The reason why I haven’t shared it was because it was a bit challenging and I didn’t manage to make it as system-independent as I’d want. Most of the code for the paper is in Python, but for this I used a combination of Python, Bash and GNU programs to handle the amount of signal genome-wide. In addition, I’ve made extensive use of a HPC cluster with slurm as manager to speed things up.
Since I have now been asked by two persons to share the code, I do it now here.
This is a brief explanation of the steps:
-
The entry point is “quantile_tracks.py”. This is meant to produce two files containing information of the BAM file paths and sizes.
-
The next script is “quantile_tracks.sh”, which does the real work. It:
-
makes windows across the genome (here I chose to have 1bp windows, which was a bit overkill) for each chromosome;
-
computes the read coverage in each of these windows for each chromosome, for each bam file;
-
paste together the covereage of all samples per chromosome;
-
split these in chunks;
-
compute quantiles across samples for each chunk (uses the
quantilize.py
script); -
concatenate back the quantiles of the chunks and,
-
make a bigWig file for each quantile.
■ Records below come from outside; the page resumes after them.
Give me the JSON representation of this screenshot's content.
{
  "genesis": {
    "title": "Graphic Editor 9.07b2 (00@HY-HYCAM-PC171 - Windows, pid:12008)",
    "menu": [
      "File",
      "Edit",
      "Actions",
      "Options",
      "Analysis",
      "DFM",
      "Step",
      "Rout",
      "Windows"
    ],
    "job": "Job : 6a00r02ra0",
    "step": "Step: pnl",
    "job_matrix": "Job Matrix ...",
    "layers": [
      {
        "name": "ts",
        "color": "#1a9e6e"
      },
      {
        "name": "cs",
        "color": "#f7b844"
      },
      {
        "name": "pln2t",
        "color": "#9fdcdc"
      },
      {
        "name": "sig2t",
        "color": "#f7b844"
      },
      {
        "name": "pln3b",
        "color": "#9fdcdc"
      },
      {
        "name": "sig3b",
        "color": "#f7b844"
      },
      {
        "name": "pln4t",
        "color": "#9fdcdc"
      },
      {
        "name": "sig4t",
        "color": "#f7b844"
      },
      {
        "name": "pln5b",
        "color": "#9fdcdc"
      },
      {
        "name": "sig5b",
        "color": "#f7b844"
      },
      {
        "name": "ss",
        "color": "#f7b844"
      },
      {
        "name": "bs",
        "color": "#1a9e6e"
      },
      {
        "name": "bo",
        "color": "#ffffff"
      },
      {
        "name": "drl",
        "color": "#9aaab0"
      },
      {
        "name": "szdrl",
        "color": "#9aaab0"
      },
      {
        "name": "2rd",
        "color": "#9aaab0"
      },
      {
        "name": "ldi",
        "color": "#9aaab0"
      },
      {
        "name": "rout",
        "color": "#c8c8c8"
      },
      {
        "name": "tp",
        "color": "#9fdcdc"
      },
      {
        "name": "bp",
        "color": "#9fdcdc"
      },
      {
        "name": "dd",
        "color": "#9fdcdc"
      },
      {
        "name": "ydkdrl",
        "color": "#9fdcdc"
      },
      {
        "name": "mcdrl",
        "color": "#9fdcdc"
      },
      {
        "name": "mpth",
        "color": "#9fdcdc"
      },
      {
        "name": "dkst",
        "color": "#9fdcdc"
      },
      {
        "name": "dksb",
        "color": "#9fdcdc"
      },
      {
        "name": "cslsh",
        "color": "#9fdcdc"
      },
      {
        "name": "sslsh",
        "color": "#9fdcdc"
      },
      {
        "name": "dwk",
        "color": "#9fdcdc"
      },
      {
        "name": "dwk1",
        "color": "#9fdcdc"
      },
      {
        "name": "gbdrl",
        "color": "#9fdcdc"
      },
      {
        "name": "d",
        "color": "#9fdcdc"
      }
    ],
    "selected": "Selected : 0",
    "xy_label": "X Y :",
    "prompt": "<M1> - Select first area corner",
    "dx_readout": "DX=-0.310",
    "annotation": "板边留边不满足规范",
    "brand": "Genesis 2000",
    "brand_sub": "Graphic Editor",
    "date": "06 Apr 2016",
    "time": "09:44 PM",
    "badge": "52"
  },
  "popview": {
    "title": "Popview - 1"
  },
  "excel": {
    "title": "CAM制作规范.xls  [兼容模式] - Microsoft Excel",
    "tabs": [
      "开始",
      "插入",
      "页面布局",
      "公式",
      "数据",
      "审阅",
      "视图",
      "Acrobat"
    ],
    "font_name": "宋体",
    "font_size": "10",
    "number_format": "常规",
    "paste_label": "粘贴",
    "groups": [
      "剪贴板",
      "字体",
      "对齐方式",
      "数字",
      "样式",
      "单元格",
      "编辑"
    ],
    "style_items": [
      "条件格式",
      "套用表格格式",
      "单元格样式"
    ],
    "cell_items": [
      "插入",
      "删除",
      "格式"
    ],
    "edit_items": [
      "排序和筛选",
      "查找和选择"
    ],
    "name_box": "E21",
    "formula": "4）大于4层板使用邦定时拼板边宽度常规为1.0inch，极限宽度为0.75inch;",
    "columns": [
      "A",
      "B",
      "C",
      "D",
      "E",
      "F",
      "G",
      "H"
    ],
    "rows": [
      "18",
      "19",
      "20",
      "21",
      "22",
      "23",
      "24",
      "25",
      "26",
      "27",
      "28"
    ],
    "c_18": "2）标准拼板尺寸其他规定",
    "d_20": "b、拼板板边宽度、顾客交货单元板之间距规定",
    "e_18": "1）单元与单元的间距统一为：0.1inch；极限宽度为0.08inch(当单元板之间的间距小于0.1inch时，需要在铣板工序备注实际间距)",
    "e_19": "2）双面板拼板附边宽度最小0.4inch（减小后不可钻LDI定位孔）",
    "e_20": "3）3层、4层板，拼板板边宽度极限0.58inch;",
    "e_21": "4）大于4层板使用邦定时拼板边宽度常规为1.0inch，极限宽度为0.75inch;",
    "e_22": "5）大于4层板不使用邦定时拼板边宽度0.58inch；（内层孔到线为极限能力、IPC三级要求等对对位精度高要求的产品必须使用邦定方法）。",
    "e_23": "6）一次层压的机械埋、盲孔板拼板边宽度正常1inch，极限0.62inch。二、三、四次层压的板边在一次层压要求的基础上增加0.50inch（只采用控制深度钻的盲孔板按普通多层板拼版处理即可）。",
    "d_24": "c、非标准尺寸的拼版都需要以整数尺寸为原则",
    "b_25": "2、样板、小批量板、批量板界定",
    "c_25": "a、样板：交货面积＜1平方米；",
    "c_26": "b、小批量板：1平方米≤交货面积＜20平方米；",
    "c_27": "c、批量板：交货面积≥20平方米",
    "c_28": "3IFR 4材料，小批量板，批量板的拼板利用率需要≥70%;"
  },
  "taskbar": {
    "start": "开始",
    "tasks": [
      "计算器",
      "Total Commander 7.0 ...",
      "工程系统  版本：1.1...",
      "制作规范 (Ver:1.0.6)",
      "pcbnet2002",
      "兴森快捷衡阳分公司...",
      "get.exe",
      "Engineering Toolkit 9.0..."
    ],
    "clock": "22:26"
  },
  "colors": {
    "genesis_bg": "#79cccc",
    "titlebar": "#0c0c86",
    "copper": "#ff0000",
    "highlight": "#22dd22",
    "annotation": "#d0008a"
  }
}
Pretty much in each step, a swarm of jobs is launched to the cluster, so if you have a different HPC configuration (which is more than certain) you’ll have to adapt that.
-
If it sounds complicated and unoptimized, it’s because it is. I didn’t bother optimizing this since I only needed to run it once and I had no resource limitations. I did explore other alternatives, for example using the pyBigWig library to handle everything from with Python, but it seems it is still in early development has a lot of problems. Other solutions failed for other reasons or did not give me as much control as I needed (e.g. to normalize samples by coverage).
Note that you’ll need some tools for this like gzip, zcat, split, awk, bedtools, bgzip (from htslib), UCSC tools (for bedGraphToBigWig), which are all quite common though, and a few static files like sizes of chromosomes in your genome assembly. Also depending on the resolution you chose to do this, this might take a lot of disk space (in the order of Tb).
In the end it does produce some nice visualizations, but I’m not sure all this trouble was really worth it - up to you to decide.
If anyone can make this (the concept, not really my quickly-hacked code) into a nice tool, please feel free!